Architecture and Performance
The LPX delivers significant performance characteristics:
- 315 PFLOPS of FP8 compute across the rack
- 40 PB/s on-chip SRAM bandwidth per-chip
- 640 TB/s scale-up bandwidth across all 256 chips
- 128 GB total SRAM capacity
- Up to 35x higher inference throughput per megawatt compared to alternatives
- Up to 10x more revenue opportunity for trillion-parameter models
The system emphasizes deterministic, compiler-orchestrated execution and explicit data movement to minimize inference jitter and deliver stable, predictable per-token latency even at high concurrency levels.
Heterogeneous Serving with Vera Rubin NVL72
LPX is co-designed to work alongside NVIDIA's Vera Rubin NVL72 GPU, creating a heterogeneous inference architecture optimized for different workload phases. While Vera Rubin NVL72 handles prefill and decode attention (which benefit from general-purpose compute), the LPX accelerates the latency-sensitive portions of decode including feedforward networks (FFN) and mixture-of-experts (MoE) layers.

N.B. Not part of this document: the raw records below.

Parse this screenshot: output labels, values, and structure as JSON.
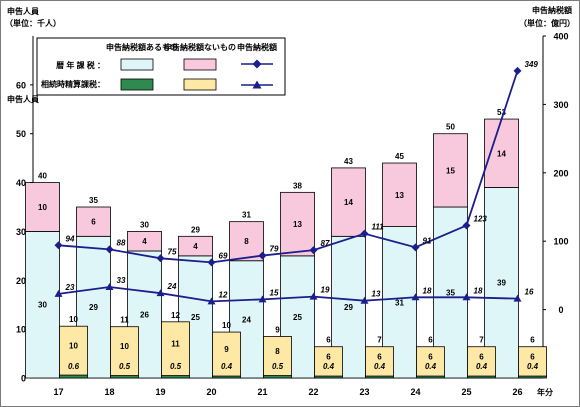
{
  "chart_data": {
    "type": "bar",
    "left_axis": {
      "title_line1": "申告人員",
      "title_line2": "（単位：千人）",
      "left_title": "申告人員",
      "ylim": [
        0,
        70
      ],
      "ticks": [
        0,
        10,
        20,
        30,
        40,
        50,
        60
      ]
    },
    "right_axis": {
      "title_line1": "申告納税額",
      "title_line2": "（単位：億円）",
      "ylim": [
        -100,
        400
      ],
      "ticks": [
        0,
        100,
        200,
        300,
        400
      ]
    },
    "x_unit": "年分",
    "categories": [
      "17",
      "18",
      "19",
      "20",
      "21",
      "22",
      "23",
      "24",
      "25",
      "26"
    ],
    "stacks": [
      {
        "group": "暦年課税",
        "segments": [
          {
            "name": "申告納税額あるもの",
            "color": "#dff6f8",
            "values": [
              30,
              29,
              26,
              25,
              24,
              25,
              29,
              31,
              35,
              39
            ]
          },
          {
            "name": "申告納税額ないもの",
            "color": "#f8c8dc",
            "values": [
              10,
              6,
              4,
              4,
              8,
              13,
              14,
              13,
              15,
              14
            ]
          }
        ],
        "totals": [
          40,
          35,
          30,
          29,
          31,
          38,
          43,
          45,
          50,
          53
        ]
      },
      {
        "group": "相続時精算課税",
        "segments": [
          {
            "name": "申告納税額あるもの",
            "color": "#2f8a4f",
            "values": [
              0.6,
              0.5,
              0.5,
              0.4,
              0.5,
              0.4,
              0.4,
              0.4,
              0.4,
              0.4
            ]
          },
          {
            "name": "申告納税額ないもの",
            "color": "#fde8a6",
            "values": [
              10,
              10,
              11,
              9,
              8,
              6,
              6,
              6,
              6,
              6
            ]
          }
        ],
        "totals": [
          10,
          11,
          12,
          10,
          9,
          6,
          7,
          6,
          7,
          6
        ]
      }
    ],
    "lines": [
      {
        "name": "申告納税額",
        "group": "暦年課税",
        "marker": "diamond",
        "color": "#1a1f8c",
        "values": [
          94,
          88,
          75,
          69,
          79,
          87,
          111,
          91,
          123,
          349
        ]
      },
      {
        "name": "申告納税額",
        "group": "相続時精算課税",
        "marker": "triangle",
        "color": "#1a1f8c",
        "values": [
          23,
          33,
          24,
          12,
          15,
          19,
          13,
          18,
          18,
          16
        ]
      }
    ]
  },
  "legend": {
    "col1": "申告納税額あるもの",
    "col2": "申告納税額ないもの",
    "col3": "申告納税額",
    "row1": "暦 年 課 税 ：",
    "row2": "相続時精算課税："
  }
}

NVIDIA Dynamo orchestrates this disaggregated serving, routing requests intelligently to maintain both high factory throughput and responsive interactive performance.
Target Use Cases
The LPX enables next-generation AI applications including:
- Multi-agent systems requiring coordinated agent inference at scale
- Speed-of-thought computing supporting generation speeds approaching 1,000 tokens per second per user
- Long-context agentic workloads maintaining performance across trillion-parameter models
The combination of Vera Rubin NVL72 and LPX addresses a critical infrastructure gap: supporting continuous, reasoning-intensive agentic AI that demands both sustained throughput for the AI factory and ultra-responsive latency for interactive experiences.